怖いはずなのに…直感的に、彼は何もしてこないのではないか…と、そう信じ込んでいる自分が生まれていた。


「調子はよくなったか。」


「はい…おかげさまで…?」


「なんで質問形なんだよ。」


目を少し細める彼に、また、腹の奥がキュッと音を立てる。

気のせいかもしれないけど…光、前より表情柔らかくなったかも…


「帰れそうか。」

「うん…」

「そうか。」


光は、わたしを名前で呼ばない。

いつも、『おい』、とか、『お前』、とか、『なあ』、とかしか言ってくれない。

まあいつもって言っても、ここ一週間の話なんだけどね。


きっと今度こそ、もう、二度と光には会わないような気がしていた。

だって、きっと光はどこかのお偉いさんで、わたしなんかがそばにいたらいけない人なんだ。
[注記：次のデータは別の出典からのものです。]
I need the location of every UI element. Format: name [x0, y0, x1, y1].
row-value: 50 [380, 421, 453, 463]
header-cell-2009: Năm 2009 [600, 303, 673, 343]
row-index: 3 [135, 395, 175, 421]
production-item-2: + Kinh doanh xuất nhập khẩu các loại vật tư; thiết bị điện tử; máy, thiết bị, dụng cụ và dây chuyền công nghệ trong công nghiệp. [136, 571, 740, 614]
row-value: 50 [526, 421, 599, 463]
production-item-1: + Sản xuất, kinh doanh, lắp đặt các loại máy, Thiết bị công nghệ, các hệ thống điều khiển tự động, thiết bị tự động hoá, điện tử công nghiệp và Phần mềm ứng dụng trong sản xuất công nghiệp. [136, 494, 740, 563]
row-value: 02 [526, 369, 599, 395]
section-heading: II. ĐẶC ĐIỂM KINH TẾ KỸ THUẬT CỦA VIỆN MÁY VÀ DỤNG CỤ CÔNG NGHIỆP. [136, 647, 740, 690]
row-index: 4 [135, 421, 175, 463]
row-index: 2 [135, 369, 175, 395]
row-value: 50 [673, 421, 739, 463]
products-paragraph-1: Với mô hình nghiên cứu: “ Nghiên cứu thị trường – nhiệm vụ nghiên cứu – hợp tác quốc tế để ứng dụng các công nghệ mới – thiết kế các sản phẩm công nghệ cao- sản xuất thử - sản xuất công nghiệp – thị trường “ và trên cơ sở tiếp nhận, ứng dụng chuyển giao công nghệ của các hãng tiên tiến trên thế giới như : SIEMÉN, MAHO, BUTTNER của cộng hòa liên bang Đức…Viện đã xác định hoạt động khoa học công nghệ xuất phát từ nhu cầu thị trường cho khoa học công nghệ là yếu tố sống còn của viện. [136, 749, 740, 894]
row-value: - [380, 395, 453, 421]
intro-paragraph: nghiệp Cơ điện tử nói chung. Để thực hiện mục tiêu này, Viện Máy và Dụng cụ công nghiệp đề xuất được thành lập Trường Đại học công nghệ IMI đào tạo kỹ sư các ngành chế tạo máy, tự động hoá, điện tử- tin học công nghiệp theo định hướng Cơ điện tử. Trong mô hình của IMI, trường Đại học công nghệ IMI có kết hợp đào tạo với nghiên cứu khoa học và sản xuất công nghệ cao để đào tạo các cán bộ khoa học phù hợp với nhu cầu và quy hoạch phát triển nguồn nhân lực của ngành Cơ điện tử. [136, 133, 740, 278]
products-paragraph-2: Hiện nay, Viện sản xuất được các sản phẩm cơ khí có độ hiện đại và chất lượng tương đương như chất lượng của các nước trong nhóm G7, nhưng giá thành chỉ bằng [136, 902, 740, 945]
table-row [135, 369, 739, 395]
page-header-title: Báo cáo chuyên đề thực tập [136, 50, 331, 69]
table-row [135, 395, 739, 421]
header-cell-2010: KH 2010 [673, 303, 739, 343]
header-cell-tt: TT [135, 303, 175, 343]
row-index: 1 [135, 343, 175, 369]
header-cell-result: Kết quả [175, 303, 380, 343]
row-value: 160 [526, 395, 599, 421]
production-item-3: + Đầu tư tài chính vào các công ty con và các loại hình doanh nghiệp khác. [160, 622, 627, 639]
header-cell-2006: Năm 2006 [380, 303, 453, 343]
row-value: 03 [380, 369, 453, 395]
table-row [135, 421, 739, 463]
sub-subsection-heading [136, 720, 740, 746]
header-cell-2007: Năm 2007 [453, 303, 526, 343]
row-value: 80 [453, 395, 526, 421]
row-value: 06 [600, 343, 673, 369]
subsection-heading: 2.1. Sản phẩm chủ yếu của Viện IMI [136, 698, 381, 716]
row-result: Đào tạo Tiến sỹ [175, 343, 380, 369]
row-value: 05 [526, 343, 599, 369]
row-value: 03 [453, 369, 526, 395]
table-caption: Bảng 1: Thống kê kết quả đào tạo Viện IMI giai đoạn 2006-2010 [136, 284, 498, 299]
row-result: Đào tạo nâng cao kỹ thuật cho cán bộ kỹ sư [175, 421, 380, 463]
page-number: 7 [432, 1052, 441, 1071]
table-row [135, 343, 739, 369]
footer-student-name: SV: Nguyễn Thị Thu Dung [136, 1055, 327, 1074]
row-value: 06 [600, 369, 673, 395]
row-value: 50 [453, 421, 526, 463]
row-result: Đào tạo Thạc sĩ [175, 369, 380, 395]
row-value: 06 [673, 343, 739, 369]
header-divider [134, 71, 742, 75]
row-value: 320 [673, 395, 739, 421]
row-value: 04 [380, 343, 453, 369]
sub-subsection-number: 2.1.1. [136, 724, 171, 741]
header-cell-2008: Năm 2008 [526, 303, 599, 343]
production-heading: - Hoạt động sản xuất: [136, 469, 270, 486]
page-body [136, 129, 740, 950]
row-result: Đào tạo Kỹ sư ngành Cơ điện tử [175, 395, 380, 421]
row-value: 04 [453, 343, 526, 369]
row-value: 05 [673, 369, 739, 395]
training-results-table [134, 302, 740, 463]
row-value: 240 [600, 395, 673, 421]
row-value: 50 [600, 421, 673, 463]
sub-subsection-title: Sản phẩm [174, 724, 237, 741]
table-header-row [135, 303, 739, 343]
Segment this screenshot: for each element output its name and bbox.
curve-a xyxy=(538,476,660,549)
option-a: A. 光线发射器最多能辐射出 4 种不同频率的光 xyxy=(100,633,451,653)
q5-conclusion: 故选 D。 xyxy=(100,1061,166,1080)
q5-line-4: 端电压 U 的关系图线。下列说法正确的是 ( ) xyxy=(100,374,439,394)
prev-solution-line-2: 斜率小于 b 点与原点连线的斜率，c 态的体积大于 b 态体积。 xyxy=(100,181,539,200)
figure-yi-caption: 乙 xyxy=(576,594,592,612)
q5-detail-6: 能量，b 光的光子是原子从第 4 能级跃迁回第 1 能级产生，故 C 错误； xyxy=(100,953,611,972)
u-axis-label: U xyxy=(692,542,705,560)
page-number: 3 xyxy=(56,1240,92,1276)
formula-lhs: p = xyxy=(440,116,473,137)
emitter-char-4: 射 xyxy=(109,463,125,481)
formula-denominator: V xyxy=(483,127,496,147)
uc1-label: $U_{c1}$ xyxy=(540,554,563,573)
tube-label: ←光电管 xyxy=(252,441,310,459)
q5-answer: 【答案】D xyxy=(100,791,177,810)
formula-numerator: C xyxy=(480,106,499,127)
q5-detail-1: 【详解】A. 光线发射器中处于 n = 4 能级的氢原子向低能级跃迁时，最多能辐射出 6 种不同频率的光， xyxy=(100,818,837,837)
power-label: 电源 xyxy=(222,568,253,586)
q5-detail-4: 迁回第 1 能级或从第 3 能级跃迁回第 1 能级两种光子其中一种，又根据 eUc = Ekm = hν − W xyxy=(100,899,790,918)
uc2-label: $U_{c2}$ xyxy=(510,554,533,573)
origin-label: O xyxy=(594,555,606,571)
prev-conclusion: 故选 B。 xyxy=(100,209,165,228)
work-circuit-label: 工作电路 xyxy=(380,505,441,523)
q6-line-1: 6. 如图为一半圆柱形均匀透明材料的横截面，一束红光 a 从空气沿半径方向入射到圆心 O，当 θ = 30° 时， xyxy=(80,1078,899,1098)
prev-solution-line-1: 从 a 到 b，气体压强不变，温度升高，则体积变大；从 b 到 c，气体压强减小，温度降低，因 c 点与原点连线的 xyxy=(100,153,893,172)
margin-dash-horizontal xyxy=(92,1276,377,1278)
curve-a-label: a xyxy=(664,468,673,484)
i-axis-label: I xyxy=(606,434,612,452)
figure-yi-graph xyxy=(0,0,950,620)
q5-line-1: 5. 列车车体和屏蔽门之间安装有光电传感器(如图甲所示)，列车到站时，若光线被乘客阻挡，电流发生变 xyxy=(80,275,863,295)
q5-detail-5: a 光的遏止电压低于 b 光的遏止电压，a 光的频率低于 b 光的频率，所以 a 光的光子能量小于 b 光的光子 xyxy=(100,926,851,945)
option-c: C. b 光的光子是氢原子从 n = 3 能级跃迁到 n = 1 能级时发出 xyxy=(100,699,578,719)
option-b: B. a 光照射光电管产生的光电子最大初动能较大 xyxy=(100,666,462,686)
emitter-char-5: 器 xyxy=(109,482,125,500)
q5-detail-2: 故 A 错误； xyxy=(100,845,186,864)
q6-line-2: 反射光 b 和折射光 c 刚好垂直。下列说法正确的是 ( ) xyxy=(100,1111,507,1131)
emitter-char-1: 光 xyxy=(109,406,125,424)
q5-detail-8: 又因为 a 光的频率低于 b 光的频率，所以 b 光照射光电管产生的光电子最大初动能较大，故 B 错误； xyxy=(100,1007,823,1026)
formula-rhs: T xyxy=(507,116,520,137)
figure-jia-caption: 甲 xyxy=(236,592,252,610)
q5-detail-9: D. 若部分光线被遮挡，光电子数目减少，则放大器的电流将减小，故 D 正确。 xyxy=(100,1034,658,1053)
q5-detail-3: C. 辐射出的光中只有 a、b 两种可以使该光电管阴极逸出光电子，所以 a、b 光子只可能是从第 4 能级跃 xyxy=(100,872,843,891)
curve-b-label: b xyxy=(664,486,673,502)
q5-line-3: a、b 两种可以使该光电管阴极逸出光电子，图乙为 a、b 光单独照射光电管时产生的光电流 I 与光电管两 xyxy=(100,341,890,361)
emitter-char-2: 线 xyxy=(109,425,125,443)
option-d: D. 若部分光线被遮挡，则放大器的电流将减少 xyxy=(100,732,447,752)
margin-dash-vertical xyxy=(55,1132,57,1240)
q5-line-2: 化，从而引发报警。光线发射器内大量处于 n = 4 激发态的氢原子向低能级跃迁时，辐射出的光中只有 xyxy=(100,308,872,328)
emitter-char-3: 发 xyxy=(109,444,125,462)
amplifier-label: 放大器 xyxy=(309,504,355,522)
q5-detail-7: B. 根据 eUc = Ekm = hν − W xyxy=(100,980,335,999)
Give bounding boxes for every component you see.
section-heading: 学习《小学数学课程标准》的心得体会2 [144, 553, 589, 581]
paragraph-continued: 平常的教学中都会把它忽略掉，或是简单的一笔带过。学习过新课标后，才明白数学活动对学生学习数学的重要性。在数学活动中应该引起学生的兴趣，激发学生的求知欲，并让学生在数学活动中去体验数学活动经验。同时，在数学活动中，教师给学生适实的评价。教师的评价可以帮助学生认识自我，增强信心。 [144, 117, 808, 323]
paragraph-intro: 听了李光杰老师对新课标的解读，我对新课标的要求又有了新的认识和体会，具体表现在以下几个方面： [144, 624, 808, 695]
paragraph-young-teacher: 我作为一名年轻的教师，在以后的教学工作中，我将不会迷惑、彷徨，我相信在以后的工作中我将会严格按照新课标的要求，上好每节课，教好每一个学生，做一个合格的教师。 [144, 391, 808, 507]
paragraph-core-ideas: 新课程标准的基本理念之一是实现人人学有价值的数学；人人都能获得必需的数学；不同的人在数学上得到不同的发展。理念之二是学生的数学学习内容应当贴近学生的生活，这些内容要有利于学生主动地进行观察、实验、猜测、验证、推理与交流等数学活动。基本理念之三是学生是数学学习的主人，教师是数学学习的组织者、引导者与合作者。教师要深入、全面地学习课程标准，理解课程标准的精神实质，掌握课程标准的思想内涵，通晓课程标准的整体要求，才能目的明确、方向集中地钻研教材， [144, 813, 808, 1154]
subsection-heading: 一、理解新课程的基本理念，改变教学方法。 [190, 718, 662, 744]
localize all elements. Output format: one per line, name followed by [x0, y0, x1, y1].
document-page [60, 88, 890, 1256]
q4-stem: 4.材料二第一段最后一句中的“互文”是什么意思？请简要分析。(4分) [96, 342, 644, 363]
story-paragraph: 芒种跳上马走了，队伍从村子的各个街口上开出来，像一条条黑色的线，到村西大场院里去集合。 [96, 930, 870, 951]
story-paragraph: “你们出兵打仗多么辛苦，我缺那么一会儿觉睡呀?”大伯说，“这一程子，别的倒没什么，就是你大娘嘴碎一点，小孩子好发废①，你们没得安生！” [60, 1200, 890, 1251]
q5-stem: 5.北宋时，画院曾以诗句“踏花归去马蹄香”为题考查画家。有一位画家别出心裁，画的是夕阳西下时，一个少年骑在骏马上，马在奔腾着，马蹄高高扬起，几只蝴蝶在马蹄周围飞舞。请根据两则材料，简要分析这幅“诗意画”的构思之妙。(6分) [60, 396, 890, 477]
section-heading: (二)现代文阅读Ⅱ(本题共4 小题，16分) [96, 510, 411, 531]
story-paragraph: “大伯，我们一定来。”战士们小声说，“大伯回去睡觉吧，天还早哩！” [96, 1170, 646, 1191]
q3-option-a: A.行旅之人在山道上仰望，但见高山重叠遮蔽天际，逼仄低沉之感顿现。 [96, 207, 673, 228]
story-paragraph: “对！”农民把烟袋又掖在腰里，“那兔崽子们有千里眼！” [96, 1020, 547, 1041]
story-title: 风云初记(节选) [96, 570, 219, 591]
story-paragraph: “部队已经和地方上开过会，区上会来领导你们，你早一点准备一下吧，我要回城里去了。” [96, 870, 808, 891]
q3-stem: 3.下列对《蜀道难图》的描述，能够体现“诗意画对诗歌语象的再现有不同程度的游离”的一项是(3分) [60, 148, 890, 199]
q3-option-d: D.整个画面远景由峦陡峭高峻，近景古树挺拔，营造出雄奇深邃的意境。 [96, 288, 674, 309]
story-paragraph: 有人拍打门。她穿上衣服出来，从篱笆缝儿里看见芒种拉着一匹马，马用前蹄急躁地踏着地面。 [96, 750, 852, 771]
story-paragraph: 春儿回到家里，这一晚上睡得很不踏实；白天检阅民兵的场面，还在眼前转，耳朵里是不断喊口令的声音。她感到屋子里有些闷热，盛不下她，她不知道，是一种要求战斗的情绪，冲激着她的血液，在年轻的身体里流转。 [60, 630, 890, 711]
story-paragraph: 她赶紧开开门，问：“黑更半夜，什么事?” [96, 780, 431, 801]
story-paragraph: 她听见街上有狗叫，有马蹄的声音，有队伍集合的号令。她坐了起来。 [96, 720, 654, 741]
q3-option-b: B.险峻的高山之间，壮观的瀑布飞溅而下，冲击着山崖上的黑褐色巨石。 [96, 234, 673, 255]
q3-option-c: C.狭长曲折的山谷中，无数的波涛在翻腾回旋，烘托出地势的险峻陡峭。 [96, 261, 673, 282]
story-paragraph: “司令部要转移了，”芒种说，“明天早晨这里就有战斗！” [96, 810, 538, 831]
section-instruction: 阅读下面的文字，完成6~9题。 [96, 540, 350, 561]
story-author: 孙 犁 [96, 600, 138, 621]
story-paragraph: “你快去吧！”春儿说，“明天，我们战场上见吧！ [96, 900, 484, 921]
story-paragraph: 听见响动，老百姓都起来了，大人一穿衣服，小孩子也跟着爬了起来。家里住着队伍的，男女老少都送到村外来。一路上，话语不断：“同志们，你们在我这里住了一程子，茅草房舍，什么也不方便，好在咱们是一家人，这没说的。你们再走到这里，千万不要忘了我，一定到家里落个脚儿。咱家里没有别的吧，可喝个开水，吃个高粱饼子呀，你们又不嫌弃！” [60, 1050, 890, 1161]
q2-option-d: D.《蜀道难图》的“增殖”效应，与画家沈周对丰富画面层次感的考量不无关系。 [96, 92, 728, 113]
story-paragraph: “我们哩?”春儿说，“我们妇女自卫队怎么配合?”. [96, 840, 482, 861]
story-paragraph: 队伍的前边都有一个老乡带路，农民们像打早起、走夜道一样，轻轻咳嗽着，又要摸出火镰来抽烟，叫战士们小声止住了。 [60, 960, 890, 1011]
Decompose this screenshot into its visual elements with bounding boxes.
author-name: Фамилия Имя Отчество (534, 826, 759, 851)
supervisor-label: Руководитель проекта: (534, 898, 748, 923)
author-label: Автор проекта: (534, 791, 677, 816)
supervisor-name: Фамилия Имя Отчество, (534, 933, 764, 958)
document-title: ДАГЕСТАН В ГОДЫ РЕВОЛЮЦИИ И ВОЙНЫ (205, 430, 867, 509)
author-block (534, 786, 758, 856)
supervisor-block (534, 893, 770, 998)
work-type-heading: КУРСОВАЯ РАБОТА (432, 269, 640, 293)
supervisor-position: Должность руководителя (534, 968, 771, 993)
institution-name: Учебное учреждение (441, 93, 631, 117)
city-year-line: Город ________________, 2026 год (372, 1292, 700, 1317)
そして、きっとわたしはバイトをクビになっているから、コンビニに行かない限り、きっと会えない。

光はきっともうコンビニには来ない。


『きっと』だらけだけど、きっと、もう光に会うのはこれで最後なんだ。


なぜだかわからないけど、わたしの勘がそう言っていた。


「お前は、泣かねえよな。」


いつの日か聞いたその言葉を、光はわたしの瞳を射るように見つめてそういった。


「変だよね。」


同じ言葉をわたしは返した。

ふわっと笑えば、光は眉間にしわを寄せて、心底嫌そうな顔をした。


光はきっとわかってる。

わたしのうさんくさい笑顔。心から笑ってねーだろ、って、そう嘲笑われているような気がした。


でも、それをあえて言わないんだ。

そしてわたしも何も言わない。


しばらく沈黙が続いた。

静かな部屋に、わたしの心臓の音だけがうるさく騒ぎ出す。